- Directed by: Alberto Gout
- Written by: José María Carrtero Novillo "El Caballero Audaz" Alberto Gout
- Produced by: Adolfo, Enrique & Rodolfo Rosas Priegp
- Starring: María Antonieta Pons Víctor Junco Blanca Estela Pavón
- Cinematography: Alex Phillips
- Music by: Rosalío Ramírez
- Distributed by: Rosas Priego Productions
- Release date: February 20, 1948 (México);
- Country: Mexico
- Language: Spanish

= The Well-paid =

1948 film by Alberto Gout

The Well-paid (in Spanish La bien pagada) is a Mexican drama film directed by Alberto Gout. It was filmed in 1948 and starred María Antonieta Pons and Víctor Junco.

==Plot==
The billionaire Fernando Jordan (Victor Junco) marries Carola Rute (María Antonieta Pons). Carola becomes lover of Carlos. Fernando surprises together after reading a comment understood in a local newspaper that previously tried to extort him.

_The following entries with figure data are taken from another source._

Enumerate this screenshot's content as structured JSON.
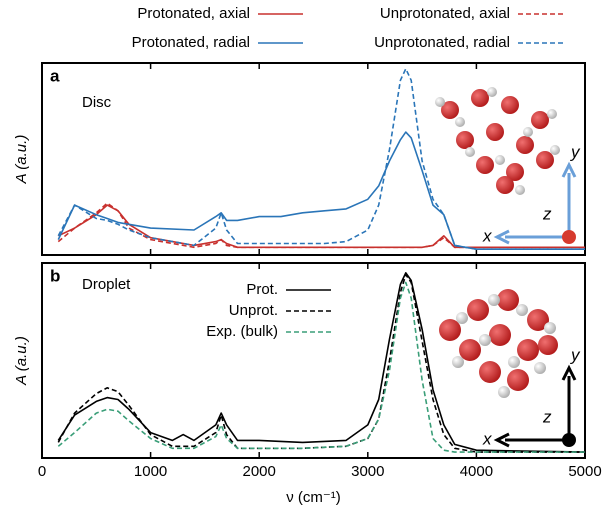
{
  "chart_data": [
    {
      "type": "line",
      "panel_label": "a",
      "annotation": "Disc",
      "ylabel": "A (a.u.)",
      "xlim": [
        0,
        5000
      ],
      "ylim": [
        0,
        1
      ],
      "x": [
        150,
        300,
        500,
        600,
        700,
        800,
        1000,
        1400,
        1600,
        1650,
        1700,
        1800,
        2000,
        2200,
        2400,
        2600,
        2800,
        3000,
        3100,
        3200,
        3300,
        3350,
        3400,
        3500,
        3600,
        3700,
        3800,
        4000,
        5000
      ],
      "series": [
        {
          "name": "Protonated, axial",
          "color": "#c8312e",
          "dashed": false,
          "values": [
            0.1,
            0.14,
            0.21,
            0.26,
            0.23,
            0.16,
            0.09,
            0.05,
            0.07,
            0.08,
            0.06,
            0.04,
            0.04,
            0.04,
            0.04,
            0.04,
            0.04,
            0.04,
            0.04,
            0.04,
            0.04,
            0.04,
            0.04,
            0.04,
            0.05,
            0.1,
            0.04,
            0.04,
            0.04
          ]
        },
        {
          "name": "Unprotonated, axial",
          "color": "#c8312e",
          "dashed": true,
          "values": [
            0.07,
            0.14,
            0.22,
            0.27,
            0.23,
            0.14,
            0.08,
            0.04,
            0.06,
            0.08,
            0.05,
            0.04,
            0.04,
            0.04,
            0.04,
            0.04,
            0.04,
            0.04,
            0.04,
            0.04,
            0.04,
            0.04,
            0.04,
            0.04,
            0.05,
            0.09,
            0.04,
            0.04,
            0.04
          ]
        },
        {
          "name": "Protonated, radial",
          "color": "#2a75b8",
          "dashed": false,
          "values": [
            0.08,
            0.26,
            0.21,
            0.19,
            0.17,
            0.16,
            0.14,
            0.13,
            0.2,
            0.22,
            0.18,
            0.18,
            0.2,
            0.2,
            0.22,
            0.23,
            0.24,
            0.29,
            0.36,
            0.49,
            0.6,
            0.64,
            0.61,
            0.44,
            0.26,
            0.21,
            0.05,
            0.03,
            0.03
          ]
        },
        {
          "name": "Unprotonated, radial",
          "color": "#2a75b8",
          "dashed": true,
          "values": [
            0.1,
            0.26,
            0.19,
            0.18,
            0.16,
            0.13,
            0.09,
            0.05,
            0.14,
            0.22,
            0.13,
            0.06,
            0.06,
            0.06,
            0.06,
            0.06,
            0.07,
            0.13,
            0.26,
            0.55,
            0.91,
            0.97,
            0.91,
            0.49,
            0.29,
            0.21,
            0.05,
            0.03,
            0.03
          ]
        }
      ],
      "axis_glyph": {
        "x": "x",
        "y": "y",
        "z": "z",
        "color": "#6a9fd8"
      }
    },
    {
      "type": "line",
      "panel_label": "b",
      "annotation": "Droplet",
      "ylabel": "A (a.u.)",
      "xlabel": "ν (cm⁻¹)",
      "xlim": [
        0,
        5000
      ],
      "ylim": [
        0,
        1
      ],
      "xticks": [
        0,
        1000,
        2000,
        3000,
        4000,
        5000
      ],
      "x": [
        150,
        300,
        500,
        600,
        700,
        800,
        1000,
        1200,
        1300,
        1400,
        1600,
        1650,
        1700,
        1800,
        2000,
        2400,
        2800,
        3000,
        3100,
        3200,
        3300,
        3350,
        3400,
        3500,
        3600,
        3700,
        3800,
        4000,
        5000
      ],
      "series": [
        {
          "name": "Prot.",
          "color": "#000000",
          "dashed": false,
          "values": [
            0.09,
            0.22,
            0.29,
            0.31,
            0.3,
            0.25,
            0.13,
            0.09,
            0.12,
            0.09,
            0.17,
            0.23,
            0.17,
            0.09,
            0.09,
            0.08,
            0.09,
            0.17,
            0.3,
            0.61,
            0.89,
            0.95,
            0.91,
            0.66,
            0.35,
            0.17,
            0.07,
            0.04,
            0.03
          ]
        },
        {
          "name": "Unprot.",
          "color": "#000000",
          "dashed": true,
          "values": [
            0.08,
            0.23,
            0.33,
            0.36,
            0.34,
            0.27,
            0.12,
            0.06,
            0.06,
            0.06,
            0.13,
            0.22,
            0.12,
            0.05,
            0.05,
            0.05,
            0.06,
            0.1,
            0.2,
            0.5,
            0.85,
            0.94,
            0.9,
            0.6,
            0.3,
            0.12,
            0.05,
            0.03,
            0.03
          ]
        },
        {
          "name": "Exp. (bulk)",
          "color": "#3a9e78",
          "dashed": true,
          "values": [
            0.06,
            0.13,
            0.23,
            0.25,
            0.24,
            0.19,
            0.1,
            0.05,
            0.05,
            0.05,
            0.11,
            0.17,
            0.1,
            0.05,
            0.05,
            0.05,
            0.06,
            0.1,
            0.2,
            0.45,
            0.82,
            0.9,
            0.82,
            0.4,
            0.1,
            0.04,
            0.03,
            0.03,
            0.03
          ]
        }
      ],
      "axis_glyph": {
        "x": "x",
        "y": "y",
        "z": "z",
        "color": "#000000"
      }
    }
  ]
}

After meditating the tremendous disappointment, he accepts that he made the mistake not to make her love during their brief marriage. He forces her to sign a letter waiving her rights as wife and jets off abroad for many years. When he returns, he learns that Carola is now a singer and cabaret artist named Piedad of The Diamonds. She was abandoned by her lover.

==Cast==
- María Antonieta Pons ... Carola Rute / Piedada of The Diamonds
- Victor Junco ... Fernando Jordán
- Blanca Estela Pavón ... Violeta Rute
- Carmen Molina ... Julieta Rute
- Jorge Ancira ... Carlos
- Esperanza Issa ... María Rosa
- Carlos Martínez Baena ... Jorge Rute

==Reviews==
The film was based on the novel by José María Carretero Novillo "El Caballero Audaz" ("The Bold Caballero"), and was adapted and directed by one of the geniuses of the musical melodrama of Mexican Cinema: Alberto Gout. María Antonieta Pons showed a conversion to glamor with designs created by Armando Valdez Arm Peza, leaving tropical environments becoming a citadina woman with worldly tastes and elegant clothes.